A couple of comments. First is that I agree that man can choose an infinite array of possibilities as well as *identities* (my asterisks are simply for emphasis). One can be influenced to operate with traditional notions, and one can also be influenced to operate with radical notions. And one can even be influenced to go to ultra-radical definitions such as identifying as a '
furry':
The furry fandom is a subculture interested in anthropomorphic animal characters with human personalities and characteristics. Examples of anthropomorphic attributes include exhibiting human intelligence and facial expressions, speaking, walking on two legs, and wearing clothes.
When
moorings are severed, or consciously abandoned, just imagine the endless possibilities! So let me cut to the chase: it is possible for people to also 'go crazy' or go hysterical and seek identifications in the wildest of possibilities. But then someone will have to assess: Is this madness? Is this right? And what will result from it?
Who will do that?
For inanimate things possibility and actuality are the same. It was always determined from the beginning of time that inanimate things, that have no notion there will be a future, would do as they did. Intelligent animals look to the future and decide accordingly.

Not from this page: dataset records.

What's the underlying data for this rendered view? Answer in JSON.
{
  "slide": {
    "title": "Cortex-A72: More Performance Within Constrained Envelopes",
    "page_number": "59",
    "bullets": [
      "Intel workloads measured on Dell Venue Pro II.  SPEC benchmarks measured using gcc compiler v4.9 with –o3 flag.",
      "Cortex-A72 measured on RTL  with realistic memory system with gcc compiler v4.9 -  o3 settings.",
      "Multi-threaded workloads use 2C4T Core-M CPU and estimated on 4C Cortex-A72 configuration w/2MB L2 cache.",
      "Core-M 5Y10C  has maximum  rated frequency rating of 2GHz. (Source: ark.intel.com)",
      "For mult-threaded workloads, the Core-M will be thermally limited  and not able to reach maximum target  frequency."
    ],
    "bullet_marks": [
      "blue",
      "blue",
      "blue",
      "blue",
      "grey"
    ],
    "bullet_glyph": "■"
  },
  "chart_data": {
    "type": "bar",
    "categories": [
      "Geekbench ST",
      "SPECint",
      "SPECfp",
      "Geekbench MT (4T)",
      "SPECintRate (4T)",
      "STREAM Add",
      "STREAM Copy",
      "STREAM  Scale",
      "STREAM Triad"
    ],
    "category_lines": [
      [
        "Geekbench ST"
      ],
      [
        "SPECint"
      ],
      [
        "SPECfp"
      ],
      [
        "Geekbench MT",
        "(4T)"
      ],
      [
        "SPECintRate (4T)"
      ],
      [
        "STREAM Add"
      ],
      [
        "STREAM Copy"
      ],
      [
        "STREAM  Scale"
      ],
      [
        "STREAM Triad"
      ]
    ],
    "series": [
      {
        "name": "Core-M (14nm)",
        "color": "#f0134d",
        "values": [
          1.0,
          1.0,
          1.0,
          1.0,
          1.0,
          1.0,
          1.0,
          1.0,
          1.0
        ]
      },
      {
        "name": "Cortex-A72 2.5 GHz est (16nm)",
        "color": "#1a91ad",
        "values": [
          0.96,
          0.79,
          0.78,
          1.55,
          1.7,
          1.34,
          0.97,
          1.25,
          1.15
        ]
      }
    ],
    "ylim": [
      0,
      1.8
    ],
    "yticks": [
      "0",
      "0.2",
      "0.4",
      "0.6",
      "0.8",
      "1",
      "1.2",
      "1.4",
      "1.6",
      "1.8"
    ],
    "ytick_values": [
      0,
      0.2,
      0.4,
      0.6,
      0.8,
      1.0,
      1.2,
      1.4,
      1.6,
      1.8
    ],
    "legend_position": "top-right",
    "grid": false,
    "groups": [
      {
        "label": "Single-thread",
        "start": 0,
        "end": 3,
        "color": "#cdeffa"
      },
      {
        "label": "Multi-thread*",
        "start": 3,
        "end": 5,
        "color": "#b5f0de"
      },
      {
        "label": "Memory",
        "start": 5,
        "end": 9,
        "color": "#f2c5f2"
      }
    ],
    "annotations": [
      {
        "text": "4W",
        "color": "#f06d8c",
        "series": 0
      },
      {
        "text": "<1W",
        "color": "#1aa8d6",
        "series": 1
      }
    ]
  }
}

Yes, I surely get your point.
If you "surrender " to motherhood you are behaving like an inanimate thing that does what it must do. Sure pregnancy and motherhood are possibilities. It's a human responsibility to decide whether or not to actualise that possibility or not.
No, here I would not agree with you. I would ask questions to one who has chosen, for whatever reasons, to abandon motherhood. True, my tendency would be to ask questions based on my traditionalist sense of things. I agree with you though: one could choose not to actualize the motherhood role. But again one could do any number of different things as well. Some of them would be understood as 'sane' and others would be questioned.
Who questions?
Quo warranto?
The fact that some of the woman's genitals are hollow organs does not imply that she must inevitably be a receptacle. Sometimes there are other receptacles for sperm, penis, or fertilised ovum. Your informant mistakes Christian symbolism for reality.
Well, according to nature and nature's enforced rules I think you are wrong. Young girls are
driven, against their own wills, to seek mates, to realize themselves as sexually attractive, and often to give themselves to those desirable boys. It is something that is done and not thought about. Nature is a dominating power. Mother Nature a
tyrannical power.
I agree that
culture can intervene and can restrain the most basic and insistent drives. That is what culture is. And I agree with you that cultural rules have become flexible and challenged and that no one agrees as to what is 'right'.
BTW instead of "exploring all the different modes of possibility" why not edit it to "exploring possibilities"?
You can say that if you wish! But as I have pointed out I think we have a duty to come to definitions, to base them on sound ideas, and then to enforce them through cultural mores.